Panel sides with candidate for Ohio Supreme Court

Overturns decision from lower panel about 'misleading' campaign

7/17/2012
BY JIM PROVANCE
BLADE COLUMBUS BUREAU CHIEF

COLUMBUS — A unique judicial panel created to judge former judge William M. O’Neill on Tuesday sided with the Democratic candidate for Ohio Supreme Court and ruled an attempt to punish him for “misleading" would-be voters to be unconstitutional.

In a 7-6 decision, a never-before-used judicial commission overturned a decision by a lower five-judge panel that found that Mr. O’Neill, a former northeast Ohio appellate judge, had misrepresented himself in campaign materials as a current judge. Mr. O’Neill is challenging incumbent Republican Justice Robert Cupp in the Nov. 6 election.

The lower panel had fond Mr. O’Neill guilty of violating judicial canons with a campaign brochure that identifies himself as a “former judge" just once while but simply calls himself a judge seven other times. The lower panel had recommended that a cease-and-desist order be issued to halt the practice.

But the higher panel created by the Supreme Court to keep itself out of judging campaign tactics in races for its own bench found that the statements included on a two-sided campaign card, while maybe misleading, were not false as covered by the Judicial Code of Conduct.

“Although we might not agree the brochure is not in toto false but misleading, the challenged rule does not address misleading speech, only the use of a judicial position that the candidate currently does not have," reads the decision signed off on by seven current appellate court judges from across the state.

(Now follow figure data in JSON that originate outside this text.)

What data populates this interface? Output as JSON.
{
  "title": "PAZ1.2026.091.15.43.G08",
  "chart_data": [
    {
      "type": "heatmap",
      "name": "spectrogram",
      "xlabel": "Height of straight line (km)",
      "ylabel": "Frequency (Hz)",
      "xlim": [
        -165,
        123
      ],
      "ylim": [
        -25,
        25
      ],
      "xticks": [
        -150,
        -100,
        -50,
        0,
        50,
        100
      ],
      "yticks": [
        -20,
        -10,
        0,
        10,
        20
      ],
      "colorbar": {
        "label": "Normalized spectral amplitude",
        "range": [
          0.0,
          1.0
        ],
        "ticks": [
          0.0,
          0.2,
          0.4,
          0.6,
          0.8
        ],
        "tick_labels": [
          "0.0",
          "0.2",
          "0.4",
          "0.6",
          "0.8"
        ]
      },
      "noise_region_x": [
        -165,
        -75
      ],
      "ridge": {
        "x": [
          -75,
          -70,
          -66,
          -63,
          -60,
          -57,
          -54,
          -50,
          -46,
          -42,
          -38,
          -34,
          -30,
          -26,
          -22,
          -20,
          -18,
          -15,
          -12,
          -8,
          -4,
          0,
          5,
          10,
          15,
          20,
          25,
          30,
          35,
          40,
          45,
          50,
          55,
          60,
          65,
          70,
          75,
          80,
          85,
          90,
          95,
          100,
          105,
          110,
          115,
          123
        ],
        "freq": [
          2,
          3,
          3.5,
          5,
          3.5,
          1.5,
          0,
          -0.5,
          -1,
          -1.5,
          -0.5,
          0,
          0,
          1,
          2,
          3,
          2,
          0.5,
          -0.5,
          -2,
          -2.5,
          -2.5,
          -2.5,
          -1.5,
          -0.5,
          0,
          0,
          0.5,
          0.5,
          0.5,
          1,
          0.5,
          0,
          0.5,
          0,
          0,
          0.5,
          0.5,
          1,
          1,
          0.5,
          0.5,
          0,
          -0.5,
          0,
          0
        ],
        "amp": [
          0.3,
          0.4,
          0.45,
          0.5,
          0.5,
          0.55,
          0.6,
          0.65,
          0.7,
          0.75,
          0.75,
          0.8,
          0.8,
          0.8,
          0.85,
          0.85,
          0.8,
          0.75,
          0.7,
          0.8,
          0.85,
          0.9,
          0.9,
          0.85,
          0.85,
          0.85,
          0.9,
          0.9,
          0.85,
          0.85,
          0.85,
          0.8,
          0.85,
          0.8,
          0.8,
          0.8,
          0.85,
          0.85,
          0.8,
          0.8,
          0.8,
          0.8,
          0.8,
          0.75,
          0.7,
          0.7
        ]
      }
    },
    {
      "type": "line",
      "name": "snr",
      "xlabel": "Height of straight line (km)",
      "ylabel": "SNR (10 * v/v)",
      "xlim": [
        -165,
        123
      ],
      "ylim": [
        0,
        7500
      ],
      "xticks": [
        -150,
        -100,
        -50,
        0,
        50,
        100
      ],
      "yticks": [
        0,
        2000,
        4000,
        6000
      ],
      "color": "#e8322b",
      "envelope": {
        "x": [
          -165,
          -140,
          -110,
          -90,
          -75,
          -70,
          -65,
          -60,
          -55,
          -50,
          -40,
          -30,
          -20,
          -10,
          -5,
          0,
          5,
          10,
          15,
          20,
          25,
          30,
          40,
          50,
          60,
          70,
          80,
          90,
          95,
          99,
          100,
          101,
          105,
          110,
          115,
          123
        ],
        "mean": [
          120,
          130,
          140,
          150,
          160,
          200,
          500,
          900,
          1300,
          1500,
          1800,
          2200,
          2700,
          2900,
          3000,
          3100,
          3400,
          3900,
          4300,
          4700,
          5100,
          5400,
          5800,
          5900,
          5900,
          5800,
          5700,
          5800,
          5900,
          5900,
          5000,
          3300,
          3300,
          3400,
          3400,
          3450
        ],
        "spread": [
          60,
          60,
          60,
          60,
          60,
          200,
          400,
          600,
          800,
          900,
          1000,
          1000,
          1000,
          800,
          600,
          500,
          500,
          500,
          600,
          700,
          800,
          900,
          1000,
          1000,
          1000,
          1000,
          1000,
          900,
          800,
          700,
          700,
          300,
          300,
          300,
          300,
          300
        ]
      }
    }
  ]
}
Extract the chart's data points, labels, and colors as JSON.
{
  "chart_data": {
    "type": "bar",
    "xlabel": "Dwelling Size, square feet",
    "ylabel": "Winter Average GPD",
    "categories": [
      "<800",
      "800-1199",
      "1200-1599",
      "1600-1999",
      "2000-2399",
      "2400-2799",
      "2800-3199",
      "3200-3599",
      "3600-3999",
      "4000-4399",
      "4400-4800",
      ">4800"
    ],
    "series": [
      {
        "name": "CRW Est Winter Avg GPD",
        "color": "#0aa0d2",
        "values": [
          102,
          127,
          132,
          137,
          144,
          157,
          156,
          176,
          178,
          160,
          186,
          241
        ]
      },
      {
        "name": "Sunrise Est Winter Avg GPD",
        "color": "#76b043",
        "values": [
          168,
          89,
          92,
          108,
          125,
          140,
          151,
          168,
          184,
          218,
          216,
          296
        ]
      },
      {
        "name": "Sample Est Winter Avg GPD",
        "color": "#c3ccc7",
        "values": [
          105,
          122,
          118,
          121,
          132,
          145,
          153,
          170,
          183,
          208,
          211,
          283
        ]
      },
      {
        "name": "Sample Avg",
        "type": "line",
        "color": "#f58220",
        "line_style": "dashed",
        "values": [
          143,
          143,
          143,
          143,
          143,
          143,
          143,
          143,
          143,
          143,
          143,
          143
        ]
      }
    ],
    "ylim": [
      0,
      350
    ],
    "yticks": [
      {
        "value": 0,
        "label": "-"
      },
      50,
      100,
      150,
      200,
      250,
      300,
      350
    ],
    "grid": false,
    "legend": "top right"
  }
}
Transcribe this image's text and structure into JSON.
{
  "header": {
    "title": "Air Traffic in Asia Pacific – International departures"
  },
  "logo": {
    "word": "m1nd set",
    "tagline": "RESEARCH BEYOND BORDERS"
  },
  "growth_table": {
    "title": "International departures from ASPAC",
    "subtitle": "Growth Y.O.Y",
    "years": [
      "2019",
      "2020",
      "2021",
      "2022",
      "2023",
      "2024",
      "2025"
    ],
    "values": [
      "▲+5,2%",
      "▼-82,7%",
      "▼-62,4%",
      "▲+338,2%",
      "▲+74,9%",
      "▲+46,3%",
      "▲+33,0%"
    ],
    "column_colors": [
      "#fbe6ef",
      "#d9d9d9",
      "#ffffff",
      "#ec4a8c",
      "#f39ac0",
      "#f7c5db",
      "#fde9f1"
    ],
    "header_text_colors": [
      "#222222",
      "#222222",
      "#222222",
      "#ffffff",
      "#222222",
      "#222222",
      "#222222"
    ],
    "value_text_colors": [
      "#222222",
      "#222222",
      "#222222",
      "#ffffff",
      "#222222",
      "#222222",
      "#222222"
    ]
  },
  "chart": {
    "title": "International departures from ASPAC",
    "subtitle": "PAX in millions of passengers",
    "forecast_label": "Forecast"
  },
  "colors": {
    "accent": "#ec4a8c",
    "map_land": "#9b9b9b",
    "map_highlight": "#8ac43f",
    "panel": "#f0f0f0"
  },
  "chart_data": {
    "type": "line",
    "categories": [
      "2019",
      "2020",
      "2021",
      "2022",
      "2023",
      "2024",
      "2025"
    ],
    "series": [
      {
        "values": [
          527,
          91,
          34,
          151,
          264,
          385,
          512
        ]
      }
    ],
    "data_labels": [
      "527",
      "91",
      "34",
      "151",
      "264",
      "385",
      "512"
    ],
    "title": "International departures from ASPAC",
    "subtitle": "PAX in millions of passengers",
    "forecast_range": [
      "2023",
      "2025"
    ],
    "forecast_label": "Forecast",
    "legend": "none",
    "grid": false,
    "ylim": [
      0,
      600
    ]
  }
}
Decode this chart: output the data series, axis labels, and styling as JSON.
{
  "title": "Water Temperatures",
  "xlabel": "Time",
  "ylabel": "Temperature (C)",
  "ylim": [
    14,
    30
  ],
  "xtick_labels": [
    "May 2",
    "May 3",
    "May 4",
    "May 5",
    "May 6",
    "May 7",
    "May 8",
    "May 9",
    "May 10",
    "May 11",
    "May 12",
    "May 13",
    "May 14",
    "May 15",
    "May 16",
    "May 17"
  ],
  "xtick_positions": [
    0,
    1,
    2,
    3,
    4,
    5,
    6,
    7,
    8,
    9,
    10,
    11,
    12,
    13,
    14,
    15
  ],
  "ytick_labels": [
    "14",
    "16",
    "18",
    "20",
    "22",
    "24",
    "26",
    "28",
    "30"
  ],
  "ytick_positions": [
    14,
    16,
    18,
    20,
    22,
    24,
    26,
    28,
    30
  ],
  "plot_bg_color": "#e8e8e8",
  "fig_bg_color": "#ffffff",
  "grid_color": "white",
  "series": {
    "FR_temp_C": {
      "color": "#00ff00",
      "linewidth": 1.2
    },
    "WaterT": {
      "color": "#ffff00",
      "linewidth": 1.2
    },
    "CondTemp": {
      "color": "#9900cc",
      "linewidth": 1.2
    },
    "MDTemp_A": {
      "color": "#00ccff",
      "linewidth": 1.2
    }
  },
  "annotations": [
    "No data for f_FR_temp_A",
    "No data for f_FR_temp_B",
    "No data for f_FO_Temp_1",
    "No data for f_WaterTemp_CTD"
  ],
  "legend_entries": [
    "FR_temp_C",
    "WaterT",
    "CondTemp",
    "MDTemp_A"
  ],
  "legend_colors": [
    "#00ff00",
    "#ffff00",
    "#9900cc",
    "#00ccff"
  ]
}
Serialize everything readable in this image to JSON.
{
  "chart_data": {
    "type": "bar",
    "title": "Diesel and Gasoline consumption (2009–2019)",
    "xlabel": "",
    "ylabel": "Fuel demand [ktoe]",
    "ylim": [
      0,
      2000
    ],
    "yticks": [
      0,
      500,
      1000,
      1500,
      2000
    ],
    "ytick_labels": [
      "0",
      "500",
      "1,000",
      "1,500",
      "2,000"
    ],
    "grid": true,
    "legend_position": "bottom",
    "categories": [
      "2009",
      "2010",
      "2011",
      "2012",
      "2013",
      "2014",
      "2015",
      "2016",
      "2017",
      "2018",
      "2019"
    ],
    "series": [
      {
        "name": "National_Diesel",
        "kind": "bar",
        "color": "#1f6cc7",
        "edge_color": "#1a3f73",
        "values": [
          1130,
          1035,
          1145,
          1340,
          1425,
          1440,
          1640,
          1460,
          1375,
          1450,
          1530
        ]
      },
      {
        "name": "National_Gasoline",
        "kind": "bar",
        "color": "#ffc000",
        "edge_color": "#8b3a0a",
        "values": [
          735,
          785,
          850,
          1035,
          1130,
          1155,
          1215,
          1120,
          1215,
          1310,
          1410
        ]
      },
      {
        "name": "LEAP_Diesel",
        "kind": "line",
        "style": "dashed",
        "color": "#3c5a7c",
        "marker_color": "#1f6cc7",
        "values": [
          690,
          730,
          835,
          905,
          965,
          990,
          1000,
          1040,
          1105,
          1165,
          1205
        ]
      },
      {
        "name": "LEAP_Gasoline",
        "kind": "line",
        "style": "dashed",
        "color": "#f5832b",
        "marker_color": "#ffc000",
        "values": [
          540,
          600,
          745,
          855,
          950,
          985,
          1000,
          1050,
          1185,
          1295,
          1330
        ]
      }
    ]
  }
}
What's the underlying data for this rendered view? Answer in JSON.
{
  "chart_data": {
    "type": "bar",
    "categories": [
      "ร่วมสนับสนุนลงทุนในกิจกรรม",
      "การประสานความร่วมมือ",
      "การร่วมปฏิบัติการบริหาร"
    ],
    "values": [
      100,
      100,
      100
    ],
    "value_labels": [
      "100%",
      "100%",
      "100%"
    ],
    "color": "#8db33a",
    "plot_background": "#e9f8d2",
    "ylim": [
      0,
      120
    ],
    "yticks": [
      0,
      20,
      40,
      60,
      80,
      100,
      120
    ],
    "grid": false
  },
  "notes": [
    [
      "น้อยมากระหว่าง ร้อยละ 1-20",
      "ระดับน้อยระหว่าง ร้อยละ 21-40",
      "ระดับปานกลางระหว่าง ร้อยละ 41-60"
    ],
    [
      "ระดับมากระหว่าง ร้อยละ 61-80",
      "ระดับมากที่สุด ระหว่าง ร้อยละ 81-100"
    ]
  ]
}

The majority noted that a retired judge often keeps the title once leaving the bench and that Mr. O’Neill remained eligible for temporary assignment to sit on cases.

“To prohibit (Mr. O’Neill) from speech wherein the disclaimer of ‘former judge’ is prominent in the advertisement has a chilling effect on his First Amendment privileges and rights," the majority wrote.

Mr. O”Neill, who has sworn off campaign contributions as a corrupting influence on the judiciary, said today that he has 2,000 of those self-financed campaign cards sitting in his garage that he will dust off and put into circulation.

“Once again I’m carrying the burden of correcting the way judges are elected in Ohio," Mr. O’Neill said today. “This is just another milestone in that battle."

But the six-member minority countered that Mr. O’Neill did not challenge the constitutionality of the canon as it applied to him when appearing before the lower panel and only made a “passing reference" to it in arguments before the higher panel. Those judges indicated they would have upheld the lower panel’s decision and cease-and-desist order.

Now a pediatric emergency nurse, Mr. O’Neill retired from the Warren-based 11th District Court of Appeals in 2007. This marks his first attempt to win election to the Supreme Court. He defeated the Ohio Democratic Party’s endorsed candidate, Hamilton County Municipal Judge Fanon A. Rucker, in the March primary election and will face Justice Cupp this fall.

This marks the second time that Mr. O’Neill has done battle with judicial canons and won as it relates to his Supreme Court campaigns.

He previously challenged the canons in federal court for prohibiting him and other candidates from identifying themselves as members of a political party. In Ohio, judicial candidates run in partisan primaries but run in the general election without party labels.